Re: Is the PL/pgSQL refcursor useful in a modern three-tier app?

Bryn Llewellyn <bryn@xxxxxxxxxxxx> · Tue, 14 Mar 2023 20:29:35 -0700

adrian.klaver@xxxxxxxxxxx wrote:

bryn@xxxxxxxxxxxx wrote:
Section "43.7. Cursors” in the PL/pgSQL chapter of the doc (www.postgresql.org/docs/current/plpgsql-cursors.html#PLPGSQL-CURSOR-DECLARATIONS) starts with this:
«
Rather than executing a whole query at once, it is possible to set up a cursor that encapsulates the query, and then read the query result a few rows at a time. One reason for doing this is to avoid memory overrun when the result contains a large number of rows. (However, PL/pgSQL users do not normally need to worry about that, since FOR loops automatically use a cursor internally to avoid memory problems.) A more interesting usage is to return a reference to a cursor that a function has created, allowing the caller to read the rows. This provides an efficient way to return large row sets from functions.
»
On its face, it seems to make sense. And I’ve written a few proof-of-concept tests. For example, I wrote a “security definer” function that's owned by a role that can select from the relevant table(s) that returns refcursor. And I called it from a subprogram that's owned by a role that cannot select from the relevant table(s) to loop through the rows. But I can't convince myself that this division of labor is useful. And especially I can't convince myself that the "pipeling" capability is relevant in a three-tier app with a stateless browser UI. Here, the paradigm has the client-side app checking out a connection from the pool, generating the entire response to the end-user's request, releasing the connection, and sending the response back to the browser. This paradigm isn't consistent with allowing the end user to navigate forwards and backwards in a scrollable cursor that is somehow held in its open state in in the sever by the the middle tier client on behalf of a browser session that comes back time and again to its dedicated middle tier client and thence yo its dedicated database server session. (Anyway, without anything like Oracle PL/SQL's packages, you have no mechanism to hold the opened cursor variable between successive server calls.)

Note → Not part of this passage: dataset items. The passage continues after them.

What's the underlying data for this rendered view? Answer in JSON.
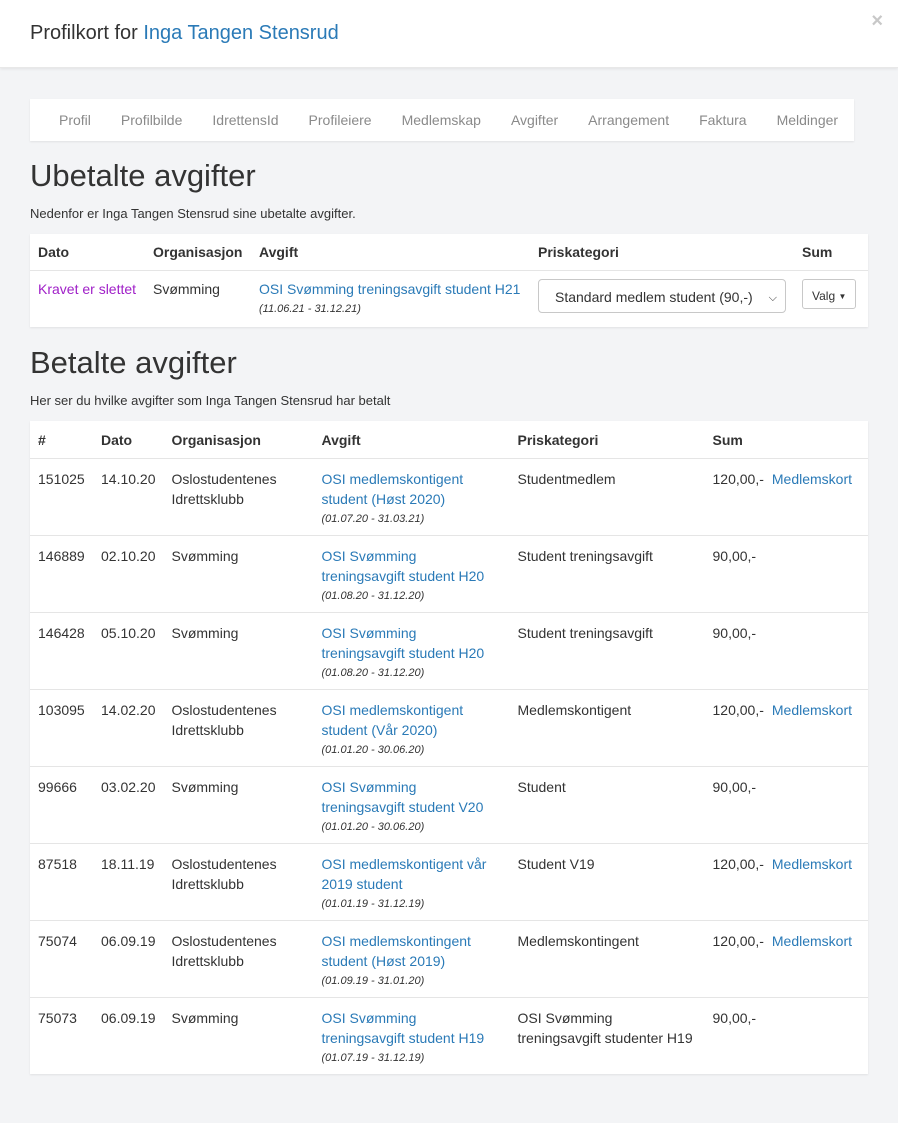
{
  "header": {
    "title_prefix": "Profilkort for",
    "name": "Inga Tangen Stensrud",
    "close": "×"
  },
  "tabs": [
    "Profil",
    "Profilbilde",
    "IdrettensId",
    "Profileiere",
    "Medlemskap",
    "Avgifter",
    "Arrangement",
    "Faktura",
    "Meldinger"
  ],
  "unpaid": {
    "title": "Ubetalte avgifter",
    "desc": "Nedenfor er Inga Tangen Stensrud sine ubetalte avgifter.",
    "headers": [
      "Dato",
      "Organisasjon",
      "Avgift",
      "Priskategori",
      "Sum"
    ],
    "row": {
      "status": "Kravet er slettet",
      "org": "Svømming",
      "fee": "OSI Svømming treningsavgift student H21",
      "period": "(11.06.21 - 31.12.21)",
      "price_category": "Standard medlem student (90,-)",
      "valg": "Valg"
    }
  },
  "paid": {
    "title": "Betalte avgifter",
    "desc": "Her ser du hvilke avgifter som Inga Tangen Stensrud har betalt",
    "headers": [
      "#",
      "Dato",
      "Organisasjon",
      "Avgift",
      "Priskategori",
      "Sum",
      ""
    ],
    "rows": [
      {
        "id": "151025",
        "date": "14.10.20",
        "org": "Oslostudentenes Idrettsklubb",
        "fee": "OSI medlemskontigent student (Høst 2020)",
        "period": "(01.07.20 - 31.03.21)",
        "cat": "Studentmedlem",
        "sum": "120,00,-",
        "link": "Medlemskort"
      },
      {
        "id": "146889",
        "date": "02.10.20",
        "org": "Svømming",
        "fee": "OSI Svømming treningsavgift student H20",
        "period": "(01.08.20 - 31.12.20)",
        "cat": "Student treningsavgift",
        "sum": "90,00,-",
        "link": ""
      },
      {
        "id": "146428",
        "date": "05.10.20",
        "org": "Svømming",
        "fee": "OSI Svømming treningsavgift student H20",
        "period": "(01.08.20 - 31.12.20)",
        "cat": "Student treningsavgift",
        "sum": "90,00,-",
        "link": ""
      },
      {
        "id": "103095",
        "date": "14.02.20",
        "org": "Oslostudentenes Idrettsklubb",
        "fee": "OSI medlemskontigent student (Vår 2020)",
        "period": "(01.01.20 - 30.06.20)",
        "cat": "Medlemskontigent",
        "sum": "120,00,-",
        "link": "Medlemskort"
      },
      {
        "id": "99666",
        "date": "03.02.20",
        "org": "Svømming",
        "fee": "OSI Svømming treningsavgift student V20",
        "period": "(01.01.20 - 30.06.20)",
        "cat": "Student",
        "sum": "90,00,-",
        "link": ""
      },
      {
        "id": "87518",
        "date": "18.11.19",
        "org": "Oslostudentenes Idrettsklubb",
        "fee": "OSI medlemskontigent vår 2019 student",
        "period": "(01.01.19 - 31.12.19)",
        "cat": "Student V19",
        "sum": "120,00,-",
        "link": "Medlemskort"
      },
      {
        "id": "75074",
        "date": "06.09.19",
        "org": "Oslostudentenes Idrettsklubb",
        "fee": "OSI medlemskontingent student (Høst 2019)",
        "period": "(01.09.19 - 31.01.20)",
        "cat": "Medlemskontingent",
        "sum": "120,00,-",
        "link": "Medlemskort"
      },
      {
        "id": "75073",
        "date": "06.09.19",
        "org": "Svømming",
        "fee": "OSI Svømming treningsavgift student H19",
        "period": "(01.07.19 - 31.12.19)",
        "cat": "OSI Svømming treningsavgift studenter H19",
        "sum": "90,00,-",
        "link": ""
      }
    ]
  },
  "colors": {
    "link": "#2a7ab7",
    "deleted": "#a020c8",
    "background": "#f3f4f6"
  }
}
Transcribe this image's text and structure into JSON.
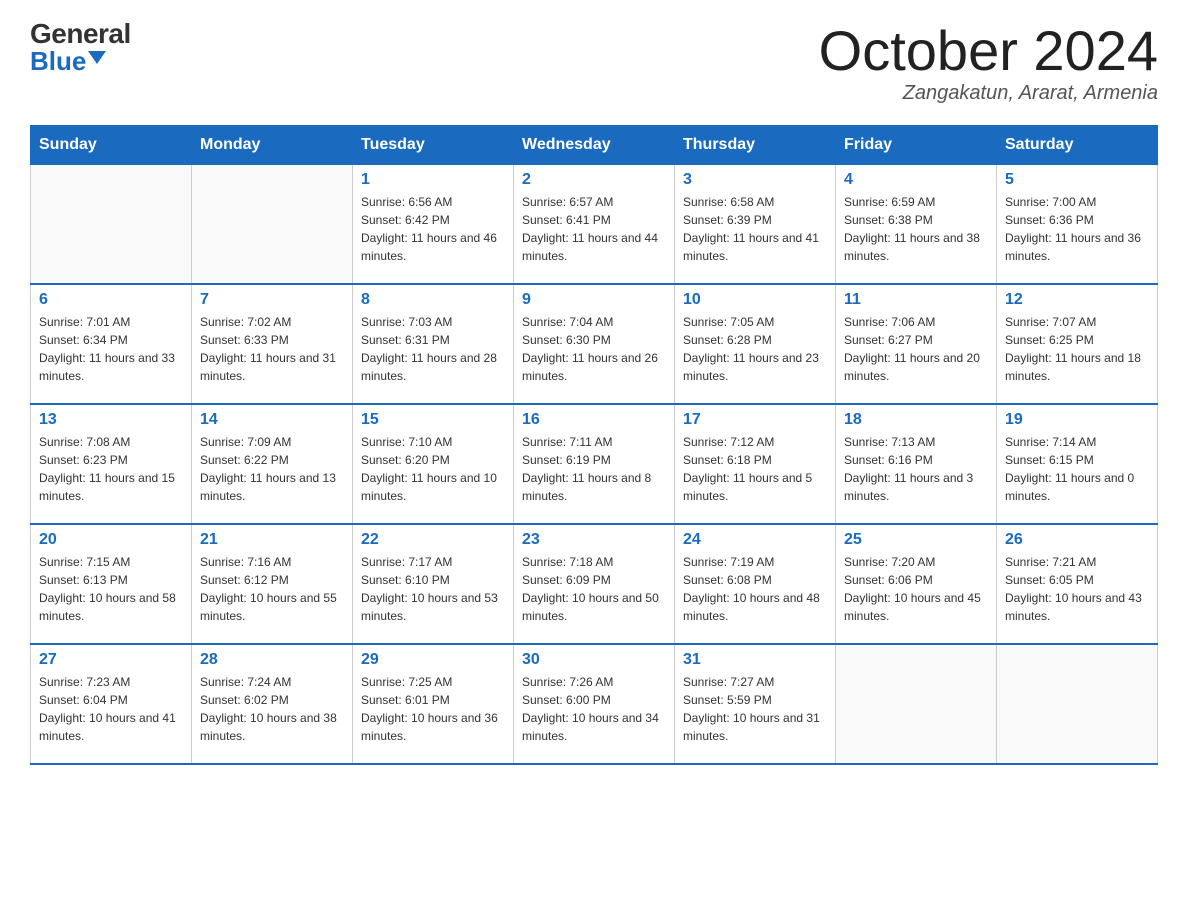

I guess that would depend on how you define a server call:

www.postgresql.org/docs/current/plpgsql-cursors.html#PLPGSQL-CURSOR-USING

"Once a cursor has been opened, it can be manipulated with the statements described here.

These manipulations need not occur in the same function that opened the cursor to begin with. You can return a refcursor value out of a function and let the caller operate on the cursor. (Internally, a refcursor value is simply the string name of a so-called portal containing the active query for the cursor. This name can be passed around, assigned to other refcursor variables, and so on, without disturbing the portal.)

All portals are implicitly closed at transaction end. Therefore a refcursor value is usable to reference an open cursor only until the end of the transaction."

Is it fair to say that the PL/pgSQL refcursor is useful, at best, only in very special use-cases?

Ah… I see. I had read this wrongly:

« Internally, a refcursor value is simply the string name of a so-called portal containing the active query for the cursor. This name can be passed around, assigned to other refcursor variables, and so on, without disturbing the portal. »

I thought that it was an "under the hood" explanation and that the only thing that you could see after entry into the PL/pgSQL subprogram that will be the top of the stack would be an opaque value (sometimes called a handle in other contexts) that was accessible only from PL/pgSQL.

I hadn't yet tried this in psql:

create schema s;
create table s.t(k int primary key, v text not null);
insert into s.t(k, v) values (1, 'cat'), (2, 'dog');

create function s.f(k_in in int)
  returns refcursor
  language plpgsql
as $body$
declare
  s_f_cur cursor(k_in int) for select v from s.t where k = k_in;
begin
  open s_f_cur(k_in);
  return s_f_cur;
end;
$body$;

create function s.g(cur in refcursor)
  returns text
  language plpgsql
as $body$
declare
  v text;
begin
  fetch cur into v;
  return v;
end;
$body$;

begin;
select ''''||s.f(1)||'''' as cur
\gset
select s.g(:cur) as result;
end;

I just did. And the result of "select s.g(:cur)" was the expected "cat".

It requires a leap of imagination, or help from the pgsql-general list, to get to this. So thanks!

Might the doc add an example like this?

Of course, it all falls into place now. I can see how I could write a client app in, say, Python to write a humongous report to a file by fetching manageably-sized chunks, time and again until done with a function like my "g()" here, from a cursor that I'd opened using a function like my "f()".

B.t.w., when I said "top-level call", I meant the SQL statement that a client issues—in this case most likely "select my_plpgsql_function()" or "call my_plpgsql_procedure()". That top-of-stack subprogram can invoke other subprograms and so on ad infinitum. But eventually the whole stack empties and control passes back to the client. But all that falls away now with the exampe I showed in place.